Diabetes testing

Anyone who has symptoms of insulin resistance or diabetes should be tested for the disease. Some people will not have any symptoms but may have risk factors for diabetes and need to be tested. Testing allows you to change your diet and take out processed sugar laden food. You are more likely to have pre-diabetes or develop type 2 diabetes if you

  • Are overweight or obese (particularly if you have a beer belly or visceral fat).
  • Are "skinny fat" (skinny with no muscle definition or a bigger gut)
  • Are aged 40 or older.
  • Feel tired all the time.
  • Feel hungry after eating.
  • Have blurry vision
  • Have a family history of diabetes.
  • Have high blood pressure.
  • Have a low level of HDL (good) cholesterol, or a high level of triglycerides
  • Have a history of gestational diabetes or gave birth to a baby weighing 9 pounds or more.
  • Are not physically active.
  • Have a history of heart disease or stroke.
  • Have depression or high levels of cortisol.

A1C Test

The A1C test measures your average blood glucose for the past 2 to 3 months. The advantages of being diagnosed this way are that you don't have to fast or drink anything. The A1C test is based on the attachment of glucose to hemoglobin, the protein in red blood cells that carries oxygen. In the body, red blood cells are constantly forming and dying, but typically they live for about 3 months. Thus, the A1C test reflects the average of a person’s blood glucose levels over the past 3 months. The A1C test result is reported as a percentage. The higher the percentage, the higher a person’s blood glucose levels have been. A normal A1C level is below 5.7 percent.

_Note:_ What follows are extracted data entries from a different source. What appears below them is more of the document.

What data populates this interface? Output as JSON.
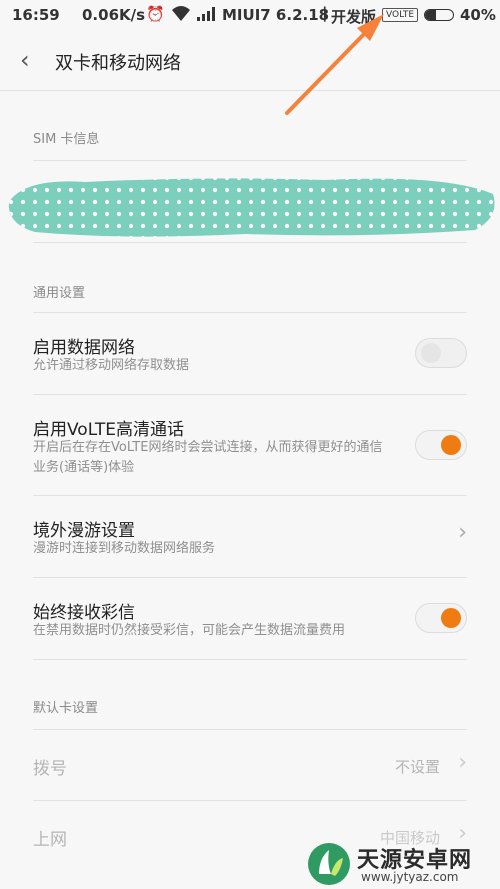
{
  "status_bar": {
    "time": "16:59",
    "speed": "0.06K/s",
    "carrier": "MIUI7 6.2.18",
    "separator": "|",
    "dev_label": "开发版",
    "volte_badge": "VOLTE",
    "battery_text": "40%",
    "battery_level": 0.4
  },
  "header": {
    "title": "双卡和移动网络"
  },
  "sim_section": {
    "label": "SIM 卡信息"
  },
  "general_section": {
    "label": "通用设置",
    "items": [
      {
        "title": "启用数据网络",
        "subtitle": "允许通过移动网络存取数据",
        "toggle": "off"
      },
      {
        "title": "启用VoLTE高清通话",
        "subtitle": "开启后在存在VoLTE网络时会尝试连接，从而获得更好的通信业务(通话等)体验",
        "toggle": "on"
      },
      {
        "title": "境外漫游设置",
        "subtitle": "漫游时连接到移动数据网络服务",
        "toggle": null
      },
      {
        "title": "始终接收彩信",
        "subtitle": "在禁用数据时仍然接受彩信，可能会产生数据流量费用",
        "toggle": "on"
      }
    ]
  },
  "default_card_section": {
    "label": "默认卡设置",
    "items": [
      {
        "title": "拨号",
        "value": "不设置"
      },
      {
        "title": "上网",
        "value": "中国移动"
      }
    ]
  },
  "watermark": {
    "site_name": "天源安卓网",
    "site_url": "www.jytyaz.com"
  },
  "colors": {
    "accent": "#f07b12",
    "annotation_arrow": "#f5813a",
    "blob": "#7dcfbd"
  },
  "icons": {
    "back": "chevron-left-icon",
    "chevron": "chevron-right-icon",
    "alarm": "alarm-icon",
    "wifi": "wifi-icon",
    "signal": "signal-icon"
  }
}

  • Diabetes is diagnosed at an A1C of greater than or equal to 6.5%
  • Normal is less than 5.7%.
  • Prediabetes is 5.7% to 6.4%

Fasting Blood Glucose Test

Fasting blood sugar tests involve drawing blood after you have not eaten overnight, usually for 8-12 hours. Results less than 100 mg/dL are normal. Results between 100 to 125 mg/dL are considered prediabetes. Results equal to or greater than 126 mg/dL after two tests are considered diagnostic for diabetes.

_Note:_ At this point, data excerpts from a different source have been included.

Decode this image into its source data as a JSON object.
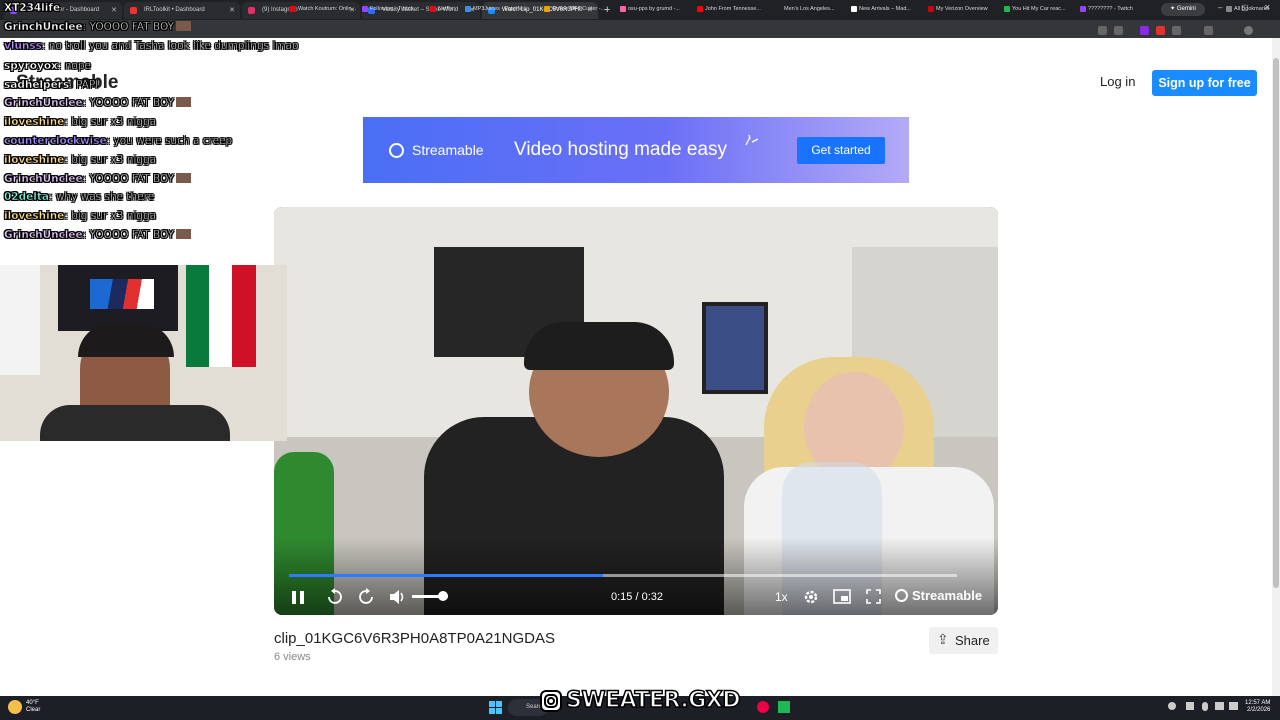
{
  "browser": {
    "tabs": [
      {
        "label": "TTV XT234lifer - Dashboard",
        "active": false
      },
      {
        "label": "IRLToolkit • Dashboard",
        "active": false
      },
      {
        "label": "(9) Instagram",
        "active": false
      },
      {
        "label": "Varsity Jacket – Stake World",
        "active": false
      },
      {
        "label": "Watch clip_01KGC6V6R3PH0",
        "active": true
      }
    ],
    "new_tab": "+",
    "gemini_label": "✦ Gemini",
    "window_controls": [
      "–",
      "▢",
      "✕"
    ],
    "bookmarks": [
      "Watch Koutrum: Onlin...",
      "Following - Twitch",
      "Netflix",
      "MP3Juices - Free M...",
      "Online MP3 Cutter -...",
      "osu-pps by grumd -...",
      "John From Tennesse...",
      "Men's Los Angeles...",
      "New Arrivals – Mad...",
      "My Verizon Overview",
      "You Hit My Car reac...",
      "???????? - Twitch"
    ],
    "all_bookmarks": "All Bookmarks"
  },
  "header": {
    "logo": "Streamable",
    "login": "Log in",
    "signup": "Sign up for free"
  },
  "banner": {
    "brand": "Streamable",
    "title": "Video hosting made easy",
    "cta": "Get started"
  },
  "player": {
    "time": "0:15 / 0:32",
    "progress": 0.47,
    "volume": 0.85,
    "speed": "1x",
    "watermark": "Streamable"
  },
  "clip": {
    "title": "clip_01KGC6V6R3PH0A8TP0A21NGDAS",
    "views": "6 views",
    "share": "Share"
  },
  "overlay": {
    "channel": "XT234life",
    "chat": [
      {
        "user": "GrinchUnclee",
        "text": "YOOOO FAT BOY",
        "emote": true,
        "color": "#ffffff"
      },
      {
        "user": "vlunss",
        "text": "no troll you and Tasha look like dumplings lmao",
        "emote": false,
        "color": "#b98cff"
      },
      {
        "user": "spyroyox",
        "text": "nope",
        "emote": false,
        "color": "#ffffff"
      },
      {
        "user": "sadhelpers",
        "text": "PAPI",
        "emote": false,
        "color": "#ffffff"
      },
      {
        "user": "GrinchUnclee",
        "text": "YOOOO FAT BOY",
        "emote": true,
        "color": "#e7c8ff"
      },
      {
        "user": "iloveshine",
        "text": "big sur x3 nigga",
        "emote": false,
        "color": "#ffe08a"
      },
      {
        "user": "counterclockwise",
        "text": "you were such a creep",
        "emote": false,
        "color": "#a58cff"
      },
      {
        "user": "iloveshine",
        "text": "big sur x3 nigga",
        "emote": false,
        "color": "#ffe08a"
      },
      {
        "user": "GrinchUnclee",
        "text": "YOOOO FAT BOY",
        "emote": true,
        "color": "#e7c8ff"
      },
      {
        "user": "02delta",
        "text": "why was she there",
        "emote": false,
        "color": "#7ef0d8"
      },
      {
        "user": "iloveshine",
        "text": "big sur x3 nigga",
        "emote": false,
        "color": "#ffe08a"
      },
      {
        "user": "GrinchUnclee",
        "text": "YOOOO FAT BOY",
        "emote": true,
        "color": "#e7c8ff"
      }
    ],
    "handle": "SWEATER.GXD"
  },
  "taskbar": {
    "weather_temp": "40°F",
    "weather_desc": "Clear",
    "search": "Search",
    "time": "12:57 AM",
    "date": "2/2/2026"
  },
  "colors": {
    "accent": "#1a8cff",
    "progress": "#2f7bff"
  }
}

What if the test results are bad?

If the tests shows pre-diabetes exists then don't panic. Diabetes is a dietary disease that should be treated by a good diet rather than drugs. The bad news is that your body has adapted to burn sugars, the good news is that this is easily reversed. When you eat sugars all day you quickly become hungry again and want to eat more carbs. Your body has loads of fat that it does not want to burn (in fact it cannot burn fat due to insulin). Here's what you need to do......

  • Immediately ditch processed foods with hidden sugars and switch to real foods that promote hormonal health and have lots of micro-nutrients. You need to take a QUALITY based approach rather than a QUANTITY approach.
  • Men should get a testosterone & estradiol test and switch to a testosterone boosting diet.
  • Look at our heart disease page and assess your risk of heart problems.
  • Don't start counting calories. Low calorie diets are bad and don't work.
  • Do a HIIT exercise routine every day. It is easy to do and doesn't mean you restrict food intake.
  • Buy some quality scales and start monitoring your weight and BMI. If you don't lose weight you may be adding muscle and losing fat (Muscle weighs 1.1KG/litre and fat weights 0.9KG/litre) through exercise.
  • Take some body measurements (waist, gut, neck, thighs, calves etc).
  • Start intermittent fasting.
  • Look at your alcohol intake (switch drinks and reduce consumption).
  • Reduce stress by doing breathing exercises and avoiding (or confronting!) stressful things from your life.

Do this for 1 month and re-test for diabetes, you will be shocked at the great results. It is very important to not fall back into your bad old ways. Keep getting educated about food, exercise and lifestyle. 

If the results show diabetes then you should talk to your doctor about your options and take a full screening health check. But you should also do all the above points (with greater intensity). Type 2 diabetes can be reversed.